I agree w/ MostlyVowels and Troy -
I think the people criticizing this film are better off criticizing western media overall or other specific examples.
While stereotypes and cultural reductions exist in LIT - they do so for a purpose - not just for laughs, but to emphasize the out-of-place feeling of the main characters. The main characters are not making fun of Japan themselves in the film, rather they simply disply a mild ambivalent frustration that adds to their already burdensome emotional state. The characters themselves are too self absorbed in depression to see beyond the stereotypes (which embody the most obvious cultural differences from western eyes), and to diminsh that difference would detract from our connection with their emotional state.
This said, I also agree w/ MostlyVowels that the hotel/prostitute scene was uncalled for and did not add anything to the movie. But overall cultural criticisms that I've been hearing seem more of a knee-jerk reaction to an existing problem without really looking to deeply at this particular film.
The hotel prostitute scene may not have been totally extraneous to the story: it reinforced the L/R 発音 thing, and it did establish that Murray was a bigshot westerner respected by his corporate hosts, plus it ratcheted-up the annoyance factor for the Murray character.
Plus the physical comedy at the end of the scene was rather skillful.
I'm wondering why no Westerners are protesting about Fujii Takashi's appearance as "Matthew" in the film... that character is supposed to be a parody of a caucasian, I believe... look at that awful stereotypical blonde hair! :)
Just saw "Lost in Translation" on satellite TV. "Lost" is a godd word for it, what a terrible movie. With such a rich culture in Japan they could have done a much better job at focusing on the positives rather than sterotyping.
Got a chance to see this a second time. I liked it the first time, but what was I thinking? Interesting how quickly opionions can change.
This movie suffers from the "emperor's new clothes" effect. A bandwagon got rolling on this film and critics were scared to seem dumber than their colleagues, so they jumped on the bandwagon. From my perspective, problems with the film included:
1. It opened with a shot of Scarlett Johansen's butt, which, though often on display in the film (Ms. Johansen went skirtless a lot), had nothing to so with the story. The movie wasn't about butts or sex. Or was it? Audiences hate ambiguity. Critics love it.

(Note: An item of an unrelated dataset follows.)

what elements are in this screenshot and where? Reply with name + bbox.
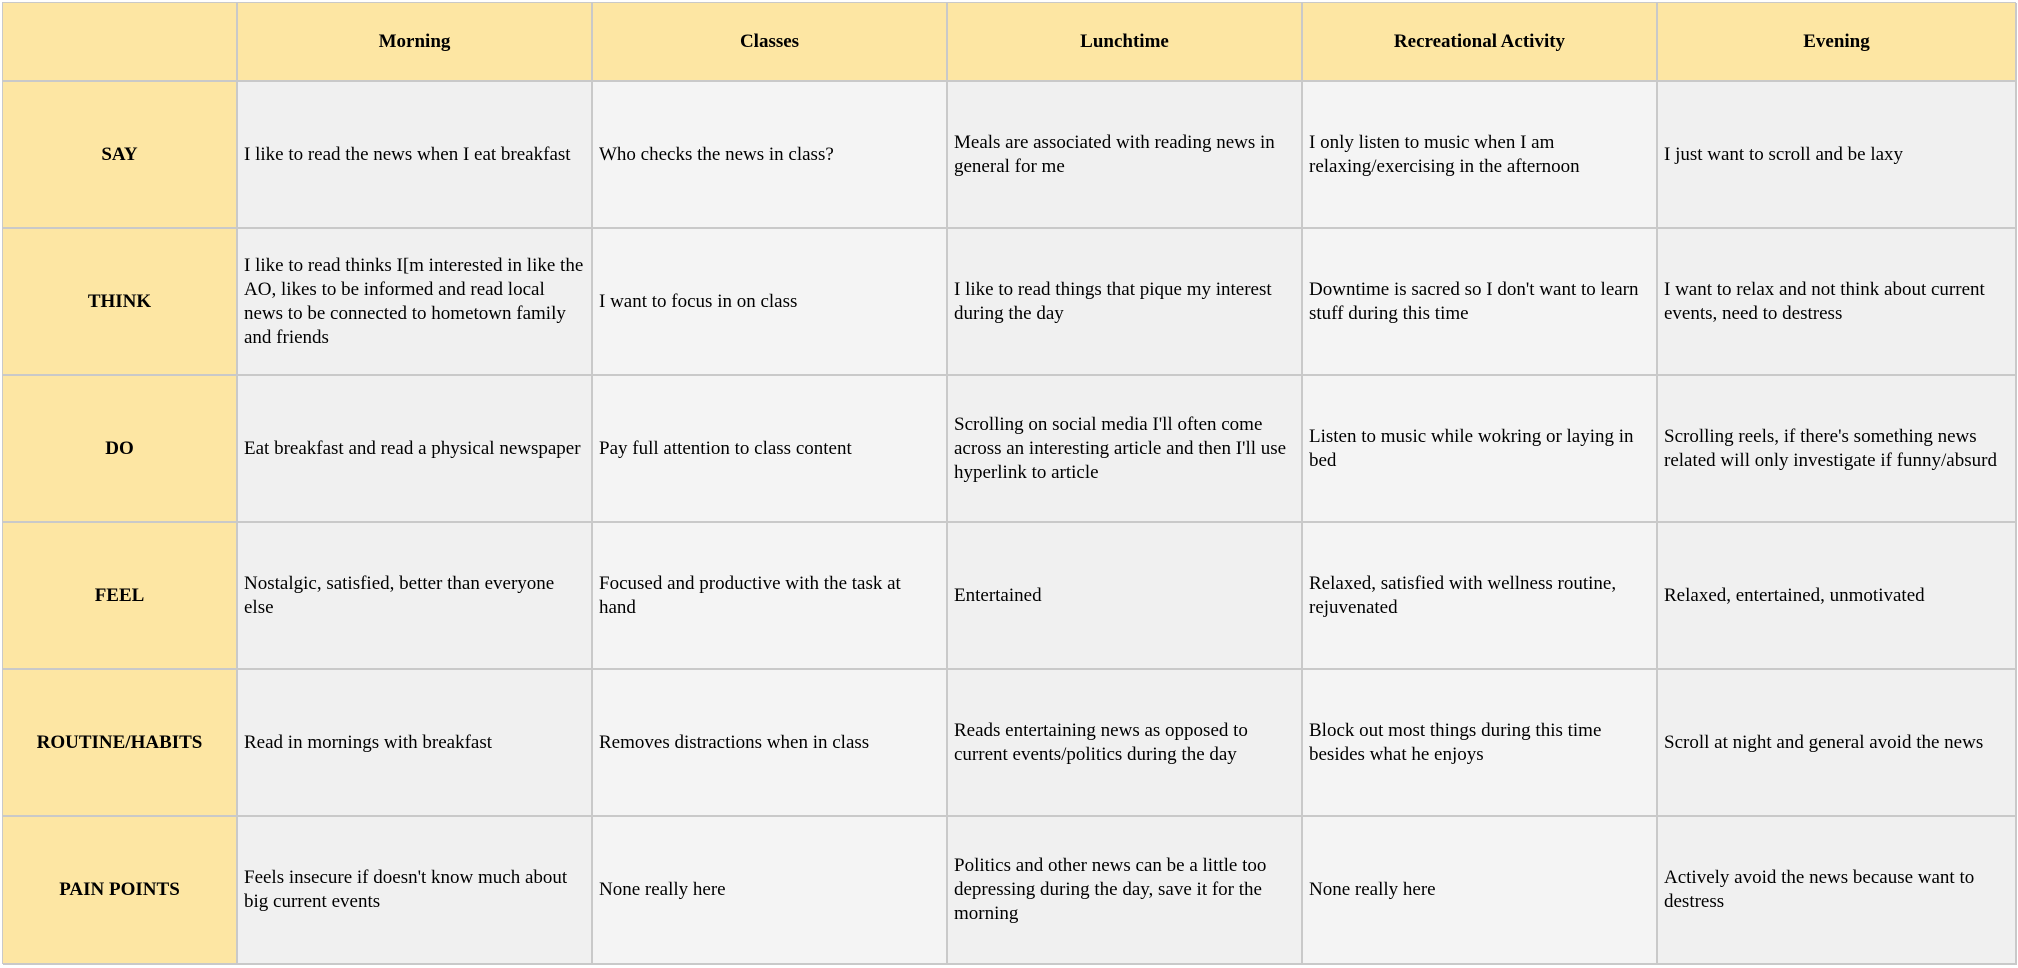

2. The attraction between Murray and Johansen didn't work. She was too young, beautiful, and vacant for him. He was too old and too smart for her. Only one thing pulled them together: the requirements of the script. Once together, there was no onscreen chemistry. So the relationship was unconvincing.

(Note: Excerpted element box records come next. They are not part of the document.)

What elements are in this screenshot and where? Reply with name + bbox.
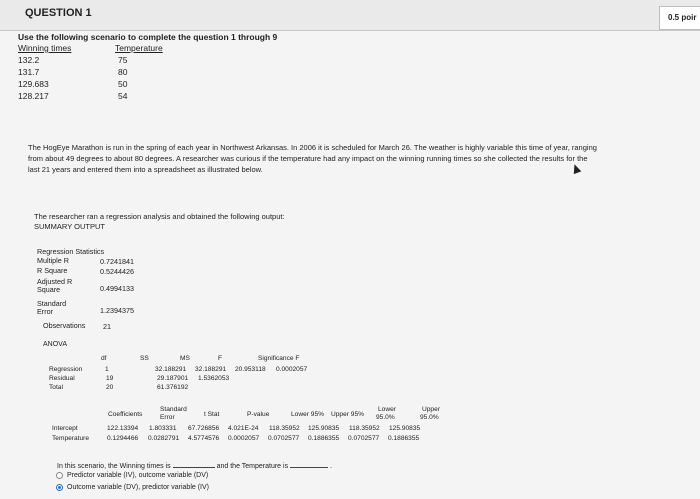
coef-header: Error <box>160 414 175 421</box>
temp-cell: 75 <box>118 55 128 65</box>
anova-sig-f-header: Significance F <box>258 355 300 362</box>
coef-cell: 122.13394 <box>107 425 139 432</box>
regression-statistics-title: Regression Statistics <box>37 247 105 256</box>
data-row <box>18 67 158 78</box>
anova-ss-header: SS <box>140 355 149 362</box>
coef-cell: 0.1886355 <box>308 435 340 442</box>
answer-option-label: Predictor variable (IV), outcome variable (DV) <box>67 472 209 479</box>
anova-title: ANOVA <box>43 341 67 348</box>
coef-header: t Stat <box>204 411 220 418</box>
time-cell: 131.7 <box>18 67 40 77</box>
anova-row-label: Residual <box>49 375 75 382</box>
anova-df-header: df <box>101 355 107 362</box>
fill-in-question <box>57 459 332 470</box>
observations-value: 21 <box>103 322 111 331</box>
data-row <box>18 91 158 102</box>
temperature-header: Temperature <box>115 43 163 53</box>
coef-header: Coefficients <box>108 411 143 418</box>
question-text-part1: In this scenario, the Winning times is <box>57 463 171 470</box>
coef-cell: 118.35952 <box>349 425 380 432</box>
blank-winning-times <box>173 459 215 468</box>
coef-header: Lower 95% <box>291 411 324 418</box>
instructions: Use the following scenario to complete the question 1 through 9 <box>18 32 278 42</box>
coef-header: P-value <box>247 411 270 418</box>
anova-cell: 1 <box>105 366 109 373</box>
temp-cell: 80 <box>118 67 128 77</box>
anova-cell: 32.188291 <box>155 366 187 373</box>
coef-row-label: Intercept <box>52 425 78 432</box>
coef-header: Lower <box>378 406 396 413</box>
answer-option-2[interactable] <box>56 482 209 493</box>
anova-f-header: F <box>218 355 223 362</box>
anova-cell: 61.376192 <box>157 384 189 391</box>
r-square-label: R Square <box>37 266 68 275</box>
regression-intro: The researcher ran a regression analysis and obtained the following output: <box>34 212 285 221</box>
coef-cell: 0.0282791 <box>148 435 180 442</box>
radio-option-1[interactable] <box>56 472 63 479</box>
anova-cell: 19 <box>106 375 114 382</box>
r-square-value: 0.5244426 <box>100 267 134 276</box>
winning-times-header: Winning times <box>18 43 72 53</box>
coef-cell: 0.1886355 <box>388 435 420 442</box>
coef-cell: 0.0702577 <box>348 435 380 442</box>
anova-ms-header: MS <box>180 355 190 362</box>
answer-option-1[interactable] <box>56 470 208 481</box>
coef-header: 95.0% <box>376 414 395 421</box>
temp-cell: 50 <box>118 79 128 89</box>
std-error-value: 1.2394375 <box>100 306 134 315</box>
data-row <box>18 79 158 90</box>
adj-r-square-label: Adjusted R Square <box>37 277 73 294</box>
anova-cell: 0.0002057 <box>276 366 308 373</box>
multiple-r-value: 0.7241841 <box>100 257 134 266</box>
coef-cell: 1.803331 <box>149 425 177 432</box>
coef-header: 95.0% <box>420 414 439 421</box>
data-row <box>18 55 158 66</box>
question-header <box>0 0 700 31</box>
answer-option-label: Outcome variable (DV), predictor variable (IV) <box>67 484 209 491</box>
coef-cell: 118.35952 <box>269 425 300 432</box>
coef-row-label: Temperature <box>52 435 90 442</box>
anova-cell: 1.5362053 <box>198 375 230 382</box>
coef-header: Upper <box>422 406 440 413</box>
coef-cell: 67.726856 <box>188 425 220 432</box>
coef-cell: 125.90835 <box>308 425 340 432</box>
coef-header: Upper 95% <box>331 411 364 418</box>
adj-r-square-value: 0.4994133 <box>100 284 134 293</box>
question-text-part3: . <box>330 463 333 470</box>
time-cell: 128.217 <box>18 91 49 101</box>
blank-temperature <box>290 459 328 468</box>
coef-cell: 4.021E-24 <box>228 425 259 432</box>
time-cell: 129.683 <box>18 79 49 89</box>
coef-header: Standard <box>160 406 187 413</box>
points-badge: 0.5 poir <box>659 6 700 30</box>
anova-row-label: Total <box>49 384 63 391</box>
coef-cell: 125.90835 <box>389 425 421 432</box>
anova-row-label: Regression <box>49 366 83 373</box>
coef-cell: 0.0002057 <box>228 435 260 442</box>
radio-option-2[interactable] <box>56 484 63 491</box>
question-label: QUESTION 1 <box>25 7 92 19</box>
anova-cell: 29.187901 <box>157 375 189 382</box>
time-cell: 132.2 <box>18 55 40 65</box>
temp-cell: 54 <box>118 91 128 101</box>
std-error-label: Standard Error <box>37 299 67 316</box>
observations-label: Observations <box>43 321 86 330</box>
anova-cell: 20 <box>106 384 114 391</box>
scenario-text: The HogEye Marathon is run in the spring of each year in Northwest Arkansas. In 2006 it is scheduled for March 26. The weather is highly variable this time of year, ranging from about 49 degrees to about 80 degrees. A researcher was curious if the temperature had any impact on the winning running times so she collected the results for the last 21 years and entered them into a spreadsheet as illustrated below. <box>28 143 597 174</box>
anova-cell: 32.188291 <box>195 366 227 373</box>
multiple-r-label: Multiple R <box>37 256 69 265</box>
anova-cell: 20.953118 <box>235 366 266 373</box>
coef-cell: 0.1294466 <box>107 435 139 442</box>
question-text-part2: and the Temperature is <box>216 463 289 470</box>
coef-cell: 0.0702577 <box>268 435 300 442</box>
coef-cell: 4.5774576 <box>188 435 220 442</box>
summary-output-title: SUMMARY OUTPUT <box>34 222 105 231</box>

3. Murray seemed more tired than lonely or disoriented.
4. The ending was one of those unoriginal ride-off-in-the-sunset type things.
5. Few people in the real world believe Sofia Coppola is that much more talented as a director than she was as an actress.
Overall, the movie was boring... except for that opening shot.
You gentlemen and ladies are full of shit.
It is endearing that you missed the point. ( I might be missing it too (winks)..but my circumstances are a bit, neh, unorthodox?)
Who cares these days about how the Japanese *feel*, or the Americans, for that matter.
I do not agree or disagree with any of the field, the + or the -.
Not PC, Sorry (bows deeply).
I grew up in the 80's.
I make 2 million a year.
okok so this post is long dead but somehow I chanced upon it and I just wanted to add my 2 cents about mathew to the 'lost' people who have no idea. Mathew's Best Hit TV is in fact... A REAL TV SHOW! How do I know? Because I watch it every week... and I've been watching it since BEFORE the movie came out. Oh well... that was just my little bit of useless information hahaha... and for anyone who cares... Fujii Takashi (who 'plays' Mathew') got married a couple of months ago... omedetou!!